In the early morning hours of Sept. 24, 2011, Lena Lunsford, Aliayah's mother, allegedly discovered her daughter missing, but then waited about two hours before notifying law enforcement of the situation. During that time, she reportedly was searching for the child.
She told authorities that she had checked on Aliayah about 6:30 a.m., because Aliayah was not feeling well. Lunsford said she went back to check on her daughter around 9:30 a.m., only to discover the child was missing. She waited until 11:30 a.m. to report her missing daughter.
The Lewis County Sheriff's Department, led by Sgt. Mike Posey, immediately began searching the area for the child. Posey said the department is "actively investigating" the case, and that he believes the little girl will be found.

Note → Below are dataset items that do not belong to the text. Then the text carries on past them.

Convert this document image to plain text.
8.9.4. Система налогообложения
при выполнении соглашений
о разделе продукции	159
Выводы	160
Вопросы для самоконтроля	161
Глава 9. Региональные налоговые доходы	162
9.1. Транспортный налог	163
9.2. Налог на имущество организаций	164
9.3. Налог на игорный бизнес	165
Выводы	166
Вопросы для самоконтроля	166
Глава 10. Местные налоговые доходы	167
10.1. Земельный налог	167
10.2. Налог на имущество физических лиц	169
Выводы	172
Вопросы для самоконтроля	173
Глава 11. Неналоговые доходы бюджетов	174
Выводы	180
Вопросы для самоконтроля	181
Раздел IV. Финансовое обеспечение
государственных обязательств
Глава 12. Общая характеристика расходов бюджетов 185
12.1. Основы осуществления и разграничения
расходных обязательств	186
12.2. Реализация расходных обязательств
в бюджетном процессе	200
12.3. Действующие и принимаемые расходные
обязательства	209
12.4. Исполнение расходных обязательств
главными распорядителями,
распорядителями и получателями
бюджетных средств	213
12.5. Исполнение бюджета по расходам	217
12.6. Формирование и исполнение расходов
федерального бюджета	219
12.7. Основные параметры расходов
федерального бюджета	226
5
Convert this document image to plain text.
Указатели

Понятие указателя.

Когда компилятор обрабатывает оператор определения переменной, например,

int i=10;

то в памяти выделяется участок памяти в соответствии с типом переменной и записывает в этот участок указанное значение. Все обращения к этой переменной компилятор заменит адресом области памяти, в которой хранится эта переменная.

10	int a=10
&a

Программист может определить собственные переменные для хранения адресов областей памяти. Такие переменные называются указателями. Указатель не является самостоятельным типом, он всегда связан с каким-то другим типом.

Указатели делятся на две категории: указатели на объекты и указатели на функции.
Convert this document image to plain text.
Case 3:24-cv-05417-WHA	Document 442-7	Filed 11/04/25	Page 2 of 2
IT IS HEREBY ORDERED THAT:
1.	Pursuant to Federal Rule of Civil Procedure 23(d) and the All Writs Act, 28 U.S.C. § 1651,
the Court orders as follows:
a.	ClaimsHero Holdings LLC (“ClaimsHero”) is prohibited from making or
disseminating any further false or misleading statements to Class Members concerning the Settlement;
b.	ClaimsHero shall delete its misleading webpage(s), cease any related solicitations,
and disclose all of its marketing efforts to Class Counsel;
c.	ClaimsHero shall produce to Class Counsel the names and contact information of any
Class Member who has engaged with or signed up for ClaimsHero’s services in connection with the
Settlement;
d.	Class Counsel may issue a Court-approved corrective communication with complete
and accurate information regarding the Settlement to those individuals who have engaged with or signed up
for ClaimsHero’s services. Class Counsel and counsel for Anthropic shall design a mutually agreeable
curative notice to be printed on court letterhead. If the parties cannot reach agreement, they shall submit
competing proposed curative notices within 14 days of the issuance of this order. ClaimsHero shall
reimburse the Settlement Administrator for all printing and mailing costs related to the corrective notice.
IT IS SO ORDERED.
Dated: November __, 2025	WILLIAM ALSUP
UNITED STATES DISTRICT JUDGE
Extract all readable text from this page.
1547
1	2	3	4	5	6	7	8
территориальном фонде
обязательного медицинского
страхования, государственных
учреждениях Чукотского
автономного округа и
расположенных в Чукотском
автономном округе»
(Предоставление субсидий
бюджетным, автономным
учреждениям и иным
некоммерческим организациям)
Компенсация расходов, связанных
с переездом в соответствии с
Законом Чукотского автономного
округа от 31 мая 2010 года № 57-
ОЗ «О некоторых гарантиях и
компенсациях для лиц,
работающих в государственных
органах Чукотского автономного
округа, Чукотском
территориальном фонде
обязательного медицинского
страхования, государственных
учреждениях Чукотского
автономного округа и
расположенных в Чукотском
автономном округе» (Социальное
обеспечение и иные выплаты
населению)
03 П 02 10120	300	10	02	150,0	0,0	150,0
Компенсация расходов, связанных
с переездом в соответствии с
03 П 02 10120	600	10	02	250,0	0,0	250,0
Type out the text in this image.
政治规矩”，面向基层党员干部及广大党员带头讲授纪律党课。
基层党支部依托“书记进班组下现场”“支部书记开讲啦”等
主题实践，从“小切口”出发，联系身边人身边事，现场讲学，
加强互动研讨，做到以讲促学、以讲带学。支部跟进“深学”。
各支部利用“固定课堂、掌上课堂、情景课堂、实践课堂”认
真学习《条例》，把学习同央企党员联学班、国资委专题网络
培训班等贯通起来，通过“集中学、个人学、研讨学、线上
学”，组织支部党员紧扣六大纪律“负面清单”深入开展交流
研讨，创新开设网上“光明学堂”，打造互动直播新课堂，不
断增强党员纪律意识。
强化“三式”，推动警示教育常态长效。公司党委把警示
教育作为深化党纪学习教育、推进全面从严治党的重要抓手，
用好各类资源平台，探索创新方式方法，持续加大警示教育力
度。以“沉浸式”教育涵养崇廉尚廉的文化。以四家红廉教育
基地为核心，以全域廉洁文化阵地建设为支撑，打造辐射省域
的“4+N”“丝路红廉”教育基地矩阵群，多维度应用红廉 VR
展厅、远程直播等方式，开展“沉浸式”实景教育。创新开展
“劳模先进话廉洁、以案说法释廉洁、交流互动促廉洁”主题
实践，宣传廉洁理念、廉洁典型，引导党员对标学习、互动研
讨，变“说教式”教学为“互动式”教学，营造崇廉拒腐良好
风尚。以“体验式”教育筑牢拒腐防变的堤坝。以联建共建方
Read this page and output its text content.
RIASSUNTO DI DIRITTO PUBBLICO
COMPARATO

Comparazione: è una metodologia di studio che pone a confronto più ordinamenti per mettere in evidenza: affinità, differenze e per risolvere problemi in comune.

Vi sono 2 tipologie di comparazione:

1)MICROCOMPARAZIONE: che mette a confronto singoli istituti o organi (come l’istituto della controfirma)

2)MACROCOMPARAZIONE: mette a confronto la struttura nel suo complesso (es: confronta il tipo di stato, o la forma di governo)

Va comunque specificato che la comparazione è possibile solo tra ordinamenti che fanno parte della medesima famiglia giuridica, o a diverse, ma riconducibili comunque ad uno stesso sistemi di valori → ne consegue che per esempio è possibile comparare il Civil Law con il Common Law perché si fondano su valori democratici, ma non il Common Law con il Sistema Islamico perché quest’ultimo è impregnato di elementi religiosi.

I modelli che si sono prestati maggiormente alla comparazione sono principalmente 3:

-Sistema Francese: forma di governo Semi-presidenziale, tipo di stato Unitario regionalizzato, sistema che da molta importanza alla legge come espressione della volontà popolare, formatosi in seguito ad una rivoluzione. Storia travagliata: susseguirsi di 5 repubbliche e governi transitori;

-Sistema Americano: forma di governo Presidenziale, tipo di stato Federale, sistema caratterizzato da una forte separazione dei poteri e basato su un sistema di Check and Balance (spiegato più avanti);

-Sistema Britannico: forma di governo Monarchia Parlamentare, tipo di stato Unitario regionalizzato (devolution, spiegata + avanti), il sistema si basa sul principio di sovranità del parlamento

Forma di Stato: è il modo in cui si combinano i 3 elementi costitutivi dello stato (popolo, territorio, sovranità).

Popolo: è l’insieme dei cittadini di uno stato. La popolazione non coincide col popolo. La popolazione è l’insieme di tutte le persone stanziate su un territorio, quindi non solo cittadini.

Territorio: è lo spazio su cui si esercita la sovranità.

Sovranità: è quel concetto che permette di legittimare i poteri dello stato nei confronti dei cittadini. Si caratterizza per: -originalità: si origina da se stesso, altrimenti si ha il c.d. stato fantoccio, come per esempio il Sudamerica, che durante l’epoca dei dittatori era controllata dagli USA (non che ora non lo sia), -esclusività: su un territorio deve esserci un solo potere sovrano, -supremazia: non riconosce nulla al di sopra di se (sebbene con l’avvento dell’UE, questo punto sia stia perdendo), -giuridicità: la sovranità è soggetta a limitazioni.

In the coming days, the sheriff's department was joined in the search by the West Virginia State Police, the FBI and several volunteers from the community and throughout the country. Divers searched the West Fork River behind the Lunsford home for any traces of Aliayah, but found none. Professional searchers combed the woods near the house for days trying to find any clue as to Aliayah's whereabouts.
Community organizations also joined in the effort, many of which donated food and shelter to those searching for the child. The Bendale church became a central command area for the searchers to gather, or for those just wishing to drop off donations.
Four days following the missing persons report, the area was declared a crime scene by the FBI, which brought in child abduction experts to assist in the case. FBI Special Agent John Hamrick said searchers continued to work under the assumption that the little girl was alive, noting there was no evidence to suggest foul play.
While the investigation has continued locally, the West Virginia Intelligence Fusion Center continues to handle the bulk of the investigation. The FBI is offering a $20,000 reward for information leading to the arrest and conviction of any and all individuals involved with Aliayah's disappearance.